№8, 1991/Религия и литература

Ветхий и Новый Завет в религиозном сознании Л. Толстого

Статья Н. Бердяева «Ветхий и Новый Завет в религиозном сознании Л. Толстого» вышла в свет в начале XX века, ставшего для России и других стран веком глобальных социальных потрясений. «Стрелка часов мировой истории показывает час роковой» 1 . В переломные эпохи вопрос о судьбе человечества в целом, о судьбе отдельного человека становится, как правило, невыносимо мучительным, особенно для тех, кто хочет понять «все происшедшее с миром как происшедшее со мной» 2 . Судьба Толстого, прошедшего долгий жизненный путь в поисках истины Н. Бердяев , Самопознание, М., 1990, с. 7., сразу после его смерти стала объектом внимания философов и теологов, социологов и психологов, политиков и филологов. Живущие стремились осознать то, о чем так много думал и писал гениальный художник, обрести опору в борьбе за суверенитет личности, ее духовное совершенствование.

Бердяев любил Толстого-художника. В автобиографической книге «Самопознание» (1940 – 1947) он называет Толстого «великим правдолюбцем», пишет, что с «Войной и миром» у него «связано чувство родины, может быть, единственное чувство родины»: «Я наследую традицию славянофилов и западников, Чаадаева и Хомякова, Герцена и Белинского, даже Бакунина и Чернышевского (несмотря на различие миросозерцании), более всего Достоевского и Толстого, Вл. Соловьева и Н. Федорова». Через героев Достоевского и Толстого он «воспринял христианство» 3, Последнее особенно важно для объяснения причины создания статьи о Толстом.

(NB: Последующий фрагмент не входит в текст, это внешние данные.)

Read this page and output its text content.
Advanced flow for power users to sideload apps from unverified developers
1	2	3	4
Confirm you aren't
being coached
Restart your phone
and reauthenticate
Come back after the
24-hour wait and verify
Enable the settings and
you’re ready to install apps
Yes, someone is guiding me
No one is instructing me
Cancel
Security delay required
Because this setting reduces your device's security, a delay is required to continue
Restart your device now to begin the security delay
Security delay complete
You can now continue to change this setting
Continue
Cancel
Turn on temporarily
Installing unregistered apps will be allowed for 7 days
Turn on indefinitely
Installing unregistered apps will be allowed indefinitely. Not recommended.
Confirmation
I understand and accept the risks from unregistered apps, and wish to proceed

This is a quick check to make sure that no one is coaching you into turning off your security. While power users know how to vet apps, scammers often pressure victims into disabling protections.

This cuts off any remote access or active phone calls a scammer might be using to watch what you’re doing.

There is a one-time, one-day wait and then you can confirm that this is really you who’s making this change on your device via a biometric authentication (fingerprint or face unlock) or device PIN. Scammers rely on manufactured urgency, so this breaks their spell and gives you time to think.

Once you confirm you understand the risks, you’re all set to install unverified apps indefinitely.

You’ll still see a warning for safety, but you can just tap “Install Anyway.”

Тридцативосьмилетний философ, стремящийся выработать «новое религиозное сознание» как конструктивное начало для прорыва к высшей духовности, восстановить религиозный смысл жизни, ставит перед собой задачу: не оскорбляя памяти Толстого использованием его имени в политической борьбе радикалов и консерваторов, раскрыть природу религиозного сознания гениального художника, тем более что оно «мало было оцениваемо по существу». О Толстом Бердяев будет писать позднее в статье «Духи русской революции» (1918), в книгах «Истоки и смысл русского коммунизма» (1937), «Русская идея» (1947), о нем, хотя бы строчкой, он вспоминает во многих своих работах. Бердяевская концепция религиозно-философских взглядов Толстого очень интересна и оригинальна.

Говоря о том, что «религиозное сознание Л. Толстого не было подвергнуто достаточно углубленному исследованию», Бердяев ссылается на работу Д. Мережковского «Л. Толстой и Достоевский» как на «единственную для оценки религии Толстого». Философ отзывается о ней высоко, но отмечает, что главное для него – христианского персоналиста – «христианский вопрос о личности» критиком не был поставлен. Для Бердяева история России – трагическая история метаний между крайностями, русский человек – единство противоположностей, не знающий в своих устремлениях ограничений. Антиномичность Толстого – «поражающая», «непостижимая». Толстой обладает могучим богочувствованием, поэтому он – гениальный художник; но у него слабое богосознание, он – «немощный религиозный мыслитель», «немой гений, не обладающий даром Слова». В толстовской религии нет личностного начала, нет личности Христа, хотя это имя – Христос – много раз повторяется в поздних сочинениях, дневниках, письмах художника. Бердяев утверждает, что религия Толстого – это ветхозаветная, дохристианская религия. Толстой – проповедник христианства, но чужд религии Христа, «как мало кто был чужд после явления Христа». Он не мог быть христианином, так как не осознавал самоценности личности, не мог постичь, подобно Достоевскому, ее глубин. Ссылками на истинное христианство Достоевского подкрепляет Бердяев критику «натуралистического оптимизма» Толстого, его уверенности в силу добра.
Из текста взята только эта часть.